Ortada böyle bir durum olduğu taktirde o kaçaklar, Türkiye'ye iade ediliyor. Türkiye ise bir kaçak göçmen pazarına dönüşmüyor çünkü Türkiye de Avrupa'dan iade aldığı o kaçakları geldikleri ülkelere gönderiyor.

Zira tartışma kaynağı olan bu geri kabul anlaşmasının iki ucu var. Biri Türkiye ile AB arasında diğeri ise Türkiye ile 14 ülke arasında.

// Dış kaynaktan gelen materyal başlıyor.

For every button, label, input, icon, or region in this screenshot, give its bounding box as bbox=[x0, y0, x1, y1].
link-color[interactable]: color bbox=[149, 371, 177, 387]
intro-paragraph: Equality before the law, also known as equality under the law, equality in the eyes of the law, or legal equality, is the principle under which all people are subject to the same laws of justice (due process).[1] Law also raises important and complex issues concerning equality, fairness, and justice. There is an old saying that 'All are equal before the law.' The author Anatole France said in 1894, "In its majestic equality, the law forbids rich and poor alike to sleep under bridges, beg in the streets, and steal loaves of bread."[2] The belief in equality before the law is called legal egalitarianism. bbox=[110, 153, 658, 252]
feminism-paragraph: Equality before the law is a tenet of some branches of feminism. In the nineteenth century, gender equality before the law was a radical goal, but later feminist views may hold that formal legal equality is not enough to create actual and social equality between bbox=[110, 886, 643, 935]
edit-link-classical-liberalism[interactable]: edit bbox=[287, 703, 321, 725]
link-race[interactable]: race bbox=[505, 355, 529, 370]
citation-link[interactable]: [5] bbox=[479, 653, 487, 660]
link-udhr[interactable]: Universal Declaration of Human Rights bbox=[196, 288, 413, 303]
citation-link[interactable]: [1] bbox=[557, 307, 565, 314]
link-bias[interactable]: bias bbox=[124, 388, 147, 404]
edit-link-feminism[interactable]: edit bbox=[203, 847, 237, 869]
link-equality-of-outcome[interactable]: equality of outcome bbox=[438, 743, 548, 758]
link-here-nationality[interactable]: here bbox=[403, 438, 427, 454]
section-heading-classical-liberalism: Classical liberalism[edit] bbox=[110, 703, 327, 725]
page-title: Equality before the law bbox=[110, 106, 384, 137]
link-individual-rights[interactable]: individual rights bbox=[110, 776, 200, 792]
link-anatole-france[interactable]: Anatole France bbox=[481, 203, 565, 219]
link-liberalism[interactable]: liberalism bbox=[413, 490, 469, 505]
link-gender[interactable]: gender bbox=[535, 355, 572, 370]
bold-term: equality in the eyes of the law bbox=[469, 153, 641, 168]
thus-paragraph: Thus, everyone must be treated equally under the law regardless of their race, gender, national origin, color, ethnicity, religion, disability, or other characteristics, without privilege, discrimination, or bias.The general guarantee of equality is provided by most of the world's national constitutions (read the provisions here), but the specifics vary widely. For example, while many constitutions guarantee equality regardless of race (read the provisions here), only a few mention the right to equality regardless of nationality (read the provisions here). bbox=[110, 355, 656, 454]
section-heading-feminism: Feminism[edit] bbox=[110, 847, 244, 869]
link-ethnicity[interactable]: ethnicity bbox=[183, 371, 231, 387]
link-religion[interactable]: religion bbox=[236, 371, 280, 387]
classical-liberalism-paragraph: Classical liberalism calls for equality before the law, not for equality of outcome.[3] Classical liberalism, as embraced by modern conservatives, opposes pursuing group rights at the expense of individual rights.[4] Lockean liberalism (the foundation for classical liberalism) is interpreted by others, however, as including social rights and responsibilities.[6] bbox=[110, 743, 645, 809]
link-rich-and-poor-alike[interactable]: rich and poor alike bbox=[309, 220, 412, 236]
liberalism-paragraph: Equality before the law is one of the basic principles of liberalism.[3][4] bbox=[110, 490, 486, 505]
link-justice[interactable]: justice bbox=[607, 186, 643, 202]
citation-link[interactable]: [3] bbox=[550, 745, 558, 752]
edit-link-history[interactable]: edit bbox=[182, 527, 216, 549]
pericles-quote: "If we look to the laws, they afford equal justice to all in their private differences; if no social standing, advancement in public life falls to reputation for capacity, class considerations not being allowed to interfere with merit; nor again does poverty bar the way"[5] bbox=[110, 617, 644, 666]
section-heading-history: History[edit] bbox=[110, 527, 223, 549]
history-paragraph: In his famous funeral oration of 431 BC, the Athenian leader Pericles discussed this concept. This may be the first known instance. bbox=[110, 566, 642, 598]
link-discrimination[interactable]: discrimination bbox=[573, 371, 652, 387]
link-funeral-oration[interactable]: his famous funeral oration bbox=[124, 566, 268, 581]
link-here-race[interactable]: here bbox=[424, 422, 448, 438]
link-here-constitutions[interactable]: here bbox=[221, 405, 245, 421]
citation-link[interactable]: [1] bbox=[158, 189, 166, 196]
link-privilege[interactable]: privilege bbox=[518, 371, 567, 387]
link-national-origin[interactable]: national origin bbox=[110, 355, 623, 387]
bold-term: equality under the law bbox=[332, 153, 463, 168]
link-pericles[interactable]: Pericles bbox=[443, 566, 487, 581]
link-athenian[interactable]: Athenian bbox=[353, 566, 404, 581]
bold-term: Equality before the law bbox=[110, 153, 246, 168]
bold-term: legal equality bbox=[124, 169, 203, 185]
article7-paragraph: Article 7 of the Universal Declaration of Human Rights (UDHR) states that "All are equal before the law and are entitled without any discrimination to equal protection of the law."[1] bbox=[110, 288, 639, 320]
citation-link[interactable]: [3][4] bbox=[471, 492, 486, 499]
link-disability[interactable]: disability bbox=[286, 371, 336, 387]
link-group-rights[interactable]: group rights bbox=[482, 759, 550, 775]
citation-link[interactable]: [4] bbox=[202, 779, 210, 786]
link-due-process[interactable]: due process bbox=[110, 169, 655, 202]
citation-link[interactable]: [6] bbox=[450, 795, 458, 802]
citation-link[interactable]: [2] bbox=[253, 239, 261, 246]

Ve asıl önemlisi Suriyelilerle Iraklılar geri kabul anlaşmasının kapsamında değiller. Kaldı ki bugün geri kabul anlaşması için adları geçen mültecilerin yüzde 80'i Suriyeli, yüzde 10'u ise Iraklı, son kalan yüzde 10'luk dilimde ise 14 ülkenin vatandaşları bulunuyor.

İşte bu nedenle Türkiye, geri kabul gereği sadece yüzde 10'luk dilimde bulunan o 14 ülke vatandaşlarını geri alabilir, onları da kendi ülkeleriyle yapılan anlaşma gereği geldikleri yere gönderebilir.

Buradan çıkan sonuç da kimse Türkiye'yi, AB ile varılan bu kritik virajda itibarsızlaştırma çabasına girmesin. Avrupa, bugün sınırları içerisinde hapsedilen Suriyelileri bir şekilde barındırmak zorunda, gönderdiği her mülteci için ise Türkiye buradan başka bir Suriyeliyi oraya yollayacak. Yapılan anlaşma böyle, beğenseniz de beğenmeseniz de durum bu.

Kaldı ki bu anlaşmanın karşı tarafında AB üyesi tam 28 ülke var. Ve bir haftadır tartışmalar, kıyametler kopuyor, prensip anlaşması sağladıkları için kendi ülkelerinin parlamentolarında topa tutulan liderler var, "siz nasıl Türkiye'ye bu kadar ödün verirsiniz" diye.

Durum böyleyken, Türkiye bir diplomatik başarıya imza atmıştır, bunu da kimsenin gölgelemeye hakkı yoktur.